If Spice Girls history tells us anything, the just-announced Spice Girls - GEM splinter group is a risk. Remember when Geri Halliwell ducked out at the top of the group's success in 1998? The remaining four members did their best continue on Spice Girls brand, but their third (and would-be final) album Forever had a lukewarm response all around and eventually led to their indefinite hiatus. 

Today, Geri, Emma Bunton and Mel B announced they were reforming as Spice Girls - GEM in celebration of the group's 20th anniversary—leaving out members Victoria Beckham and Melanie Chisholm who have given tepid responses to reunion questions. Some fans are jumping for joy, but others are thinking this could tarnish their legacy. There is a way this could work out for everyone, but we may have to look East for the answer.

As much as they tried without Geri, Spice Girls didn't feel complete without their Ginger Spice. A major reason why their 2008 reunion tour was such a success was due everyone going full on Spice—Victoria even dyed her hair back to a very Posh brunette. GEM garners some major concerns when it comes to continuing the Spice Girls' legacy, but that might not have to be a concern at all. What if GEM is an entirely separate chapter in the Spice Girls legacy?

In the K-pop industry—one that is currently wholly reminiscent of the late '90s/early '00s early that the Spice Girls led—groups are commonly broken into splinter groups (known by fans as "sub-units") to help spotlight more members or showcase different musical or performance inclinations.

Let's get into some examples. K-pop phenoms Girls' Generation have a splinter group titled Girls' Generation - TTS that brings together three of the group's top vocalists (Taeyeon, Tiffany and Seohyun, or TTS) for funk-pop tracks that showcase more vocals than a usual track by their full, nine-member lineup. Another Korean girl group, After School, is known for their commanding stage performances, but their quirky-cutesy Orange Caramel sub-unit is a 180 from their drumline-and-pole-dancing-inspired stages

Meanwhile, BIGBANG's G-Dragon and TOP created GD&TOP for quirky hip-hop bangersSistar19 gave a more youthful take on Sistar's pop gemsINFINITE have INFINITE-H to let their two rappers dive deep into old-school rap, and the list goes to countless other girl groups and boy bands. But the most successful ones find a way to show a new side of the group they originated from and aren't just another iteration of the same group with the members that are free to record some new songs.

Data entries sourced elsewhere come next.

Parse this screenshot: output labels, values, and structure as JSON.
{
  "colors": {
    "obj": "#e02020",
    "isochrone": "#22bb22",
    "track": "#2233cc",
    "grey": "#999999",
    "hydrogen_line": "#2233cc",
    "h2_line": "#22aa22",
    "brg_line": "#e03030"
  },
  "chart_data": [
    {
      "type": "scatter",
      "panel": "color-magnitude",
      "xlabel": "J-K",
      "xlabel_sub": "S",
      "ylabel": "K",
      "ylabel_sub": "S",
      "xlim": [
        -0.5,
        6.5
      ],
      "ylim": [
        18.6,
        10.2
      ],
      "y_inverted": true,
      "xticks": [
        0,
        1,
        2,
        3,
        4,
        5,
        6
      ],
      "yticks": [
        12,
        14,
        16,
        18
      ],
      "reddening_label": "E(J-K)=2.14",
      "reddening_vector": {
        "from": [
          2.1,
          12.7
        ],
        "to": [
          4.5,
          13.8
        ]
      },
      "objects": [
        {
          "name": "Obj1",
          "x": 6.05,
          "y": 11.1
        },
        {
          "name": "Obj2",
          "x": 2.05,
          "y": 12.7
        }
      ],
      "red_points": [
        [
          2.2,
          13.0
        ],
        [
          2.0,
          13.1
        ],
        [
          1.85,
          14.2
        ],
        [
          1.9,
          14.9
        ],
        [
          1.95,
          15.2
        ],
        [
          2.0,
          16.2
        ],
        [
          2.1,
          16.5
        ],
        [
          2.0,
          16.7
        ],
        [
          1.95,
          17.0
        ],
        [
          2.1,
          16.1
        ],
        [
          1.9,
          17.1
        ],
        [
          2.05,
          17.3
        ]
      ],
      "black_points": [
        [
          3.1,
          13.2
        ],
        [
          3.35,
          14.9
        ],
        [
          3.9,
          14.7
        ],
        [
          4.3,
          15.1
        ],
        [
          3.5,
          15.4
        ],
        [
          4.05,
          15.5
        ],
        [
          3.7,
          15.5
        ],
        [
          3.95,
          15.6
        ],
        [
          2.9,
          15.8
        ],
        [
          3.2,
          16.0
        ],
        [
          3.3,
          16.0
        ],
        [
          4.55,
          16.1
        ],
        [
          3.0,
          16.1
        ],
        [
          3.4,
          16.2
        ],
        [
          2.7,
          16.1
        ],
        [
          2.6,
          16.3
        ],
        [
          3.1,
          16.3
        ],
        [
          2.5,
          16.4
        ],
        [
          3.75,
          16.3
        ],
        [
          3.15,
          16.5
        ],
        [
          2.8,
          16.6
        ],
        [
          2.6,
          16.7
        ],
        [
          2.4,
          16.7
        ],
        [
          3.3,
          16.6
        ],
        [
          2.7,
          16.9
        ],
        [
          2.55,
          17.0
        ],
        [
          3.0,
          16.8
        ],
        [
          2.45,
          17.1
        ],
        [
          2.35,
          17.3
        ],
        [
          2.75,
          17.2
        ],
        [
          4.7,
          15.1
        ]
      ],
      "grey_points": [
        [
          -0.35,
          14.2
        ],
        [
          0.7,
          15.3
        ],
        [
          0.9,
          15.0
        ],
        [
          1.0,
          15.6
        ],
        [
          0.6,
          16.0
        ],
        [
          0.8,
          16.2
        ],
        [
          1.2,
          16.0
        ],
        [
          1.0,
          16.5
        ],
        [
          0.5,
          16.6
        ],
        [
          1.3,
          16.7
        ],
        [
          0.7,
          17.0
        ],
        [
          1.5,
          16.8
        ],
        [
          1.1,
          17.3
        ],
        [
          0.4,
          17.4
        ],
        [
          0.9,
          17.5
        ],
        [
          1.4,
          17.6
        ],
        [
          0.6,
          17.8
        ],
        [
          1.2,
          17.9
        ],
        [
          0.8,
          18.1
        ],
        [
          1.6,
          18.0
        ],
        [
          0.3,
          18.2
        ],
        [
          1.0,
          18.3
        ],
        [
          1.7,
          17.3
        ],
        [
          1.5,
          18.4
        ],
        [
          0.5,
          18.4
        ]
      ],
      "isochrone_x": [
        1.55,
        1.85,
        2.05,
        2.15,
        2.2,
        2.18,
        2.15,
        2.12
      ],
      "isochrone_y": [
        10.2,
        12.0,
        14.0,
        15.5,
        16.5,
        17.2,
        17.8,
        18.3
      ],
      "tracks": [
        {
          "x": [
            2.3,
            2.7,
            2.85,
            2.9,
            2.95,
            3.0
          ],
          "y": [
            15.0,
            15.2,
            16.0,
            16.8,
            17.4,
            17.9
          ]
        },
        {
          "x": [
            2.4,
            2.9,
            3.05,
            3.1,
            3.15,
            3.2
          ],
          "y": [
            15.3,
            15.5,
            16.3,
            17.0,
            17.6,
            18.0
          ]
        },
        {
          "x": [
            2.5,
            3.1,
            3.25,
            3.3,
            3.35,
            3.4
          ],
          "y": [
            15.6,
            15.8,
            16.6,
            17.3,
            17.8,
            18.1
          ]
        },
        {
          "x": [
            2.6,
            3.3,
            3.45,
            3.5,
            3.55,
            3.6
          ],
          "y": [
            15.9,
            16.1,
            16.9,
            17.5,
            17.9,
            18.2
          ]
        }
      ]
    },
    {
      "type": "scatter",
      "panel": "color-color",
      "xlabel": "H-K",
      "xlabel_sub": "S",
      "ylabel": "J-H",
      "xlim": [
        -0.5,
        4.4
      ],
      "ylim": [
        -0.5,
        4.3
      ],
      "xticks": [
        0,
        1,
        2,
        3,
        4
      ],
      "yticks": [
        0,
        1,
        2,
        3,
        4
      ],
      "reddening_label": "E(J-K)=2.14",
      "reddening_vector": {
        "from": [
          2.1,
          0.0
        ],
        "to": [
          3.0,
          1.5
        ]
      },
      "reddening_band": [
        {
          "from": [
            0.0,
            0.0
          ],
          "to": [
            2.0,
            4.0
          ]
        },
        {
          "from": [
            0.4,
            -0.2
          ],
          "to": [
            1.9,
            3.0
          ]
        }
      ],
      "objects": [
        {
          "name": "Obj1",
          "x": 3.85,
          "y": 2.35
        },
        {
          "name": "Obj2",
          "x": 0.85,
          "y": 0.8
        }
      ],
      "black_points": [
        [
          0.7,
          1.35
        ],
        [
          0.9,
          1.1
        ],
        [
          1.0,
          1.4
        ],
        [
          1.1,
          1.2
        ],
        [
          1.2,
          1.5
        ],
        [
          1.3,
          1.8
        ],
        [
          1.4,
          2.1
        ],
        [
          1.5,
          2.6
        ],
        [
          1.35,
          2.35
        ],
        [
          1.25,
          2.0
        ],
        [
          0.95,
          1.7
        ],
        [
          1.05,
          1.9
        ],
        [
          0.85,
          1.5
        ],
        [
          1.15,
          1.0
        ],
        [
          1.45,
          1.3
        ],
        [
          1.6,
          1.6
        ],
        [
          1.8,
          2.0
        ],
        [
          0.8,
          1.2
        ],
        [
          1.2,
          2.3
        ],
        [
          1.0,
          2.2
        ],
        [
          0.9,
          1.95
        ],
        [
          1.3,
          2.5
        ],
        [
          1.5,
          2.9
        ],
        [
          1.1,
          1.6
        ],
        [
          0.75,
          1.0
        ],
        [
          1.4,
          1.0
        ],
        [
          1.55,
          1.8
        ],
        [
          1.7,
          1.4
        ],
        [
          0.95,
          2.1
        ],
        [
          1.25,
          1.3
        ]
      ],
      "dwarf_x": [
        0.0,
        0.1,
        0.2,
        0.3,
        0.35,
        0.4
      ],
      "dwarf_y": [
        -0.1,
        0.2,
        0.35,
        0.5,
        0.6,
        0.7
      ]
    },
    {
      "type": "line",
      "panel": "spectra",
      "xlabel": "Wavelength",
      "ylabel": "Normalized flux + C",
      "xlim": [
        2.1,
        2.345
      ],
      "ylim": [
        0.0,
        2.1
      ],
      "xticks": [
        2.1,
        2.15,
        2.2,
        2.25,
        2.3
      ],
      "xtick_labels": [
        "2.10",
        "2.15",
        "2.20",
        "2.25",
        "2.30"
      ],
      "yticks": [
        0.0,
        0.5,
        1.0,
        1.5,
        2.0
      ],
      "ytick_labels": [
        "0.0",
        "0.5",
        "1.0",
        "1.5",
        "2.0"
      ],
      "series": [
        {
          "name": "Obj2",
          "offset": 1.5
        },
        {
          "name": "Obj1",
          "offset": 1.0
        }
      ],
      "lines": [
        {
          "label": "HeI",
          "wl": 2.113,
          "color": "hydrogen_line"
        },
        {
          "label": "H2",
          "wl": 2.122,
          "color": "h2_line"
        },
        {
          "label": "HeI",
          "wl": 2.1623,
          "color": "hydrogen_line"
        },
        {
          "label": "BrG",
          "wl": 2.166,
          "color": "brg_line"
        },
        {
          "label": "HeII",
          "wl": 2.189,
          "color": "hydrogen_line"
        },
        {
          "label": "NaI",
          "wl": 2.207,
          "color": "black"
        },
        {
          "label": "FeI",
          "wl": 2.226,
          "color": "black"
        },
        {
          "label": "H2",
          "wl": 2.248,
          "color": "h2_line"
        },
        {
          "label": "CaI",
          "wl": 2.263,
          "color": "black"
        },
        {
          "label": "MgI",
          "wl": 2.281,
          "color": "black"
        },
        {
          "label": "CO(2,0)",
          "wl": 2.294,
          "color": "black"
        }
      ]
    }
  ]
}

GEM could do the same. Instead of focusing on themselves as an embarassing tribute act, Geri, Emma and Mel could rework the Spice Girls discography with an R&B-soul tinge, opting for smaller, more intimate acoustic shows that emphasize the group's under-appreciated harmonies. Or maybe they could go full-on EDM with us and remix the group's hits into massive, arena-sized bangers. The girls did say, they "wanna celebrate and have a party" in their introduction video. Throw in a new song or two to show that, hey, they are still musicians, and you got a successful sub-unit.

Of course they can perform some of the hits in all their '90s shimmer—let's be honest "Wannabe" was all about Scary and Ginger anyway—but there needs to be a fresh element to keep this as exciting and respectable for everyone involved. Getting three Spices to celebrate the five-member group's birthday doesn't feel like much of a celebration. Doing it with a fresh element under a whole new guise could create a new era of girl-power excitement and keep the Spice Girls and their fans happy until everyone's ready for the next go-around.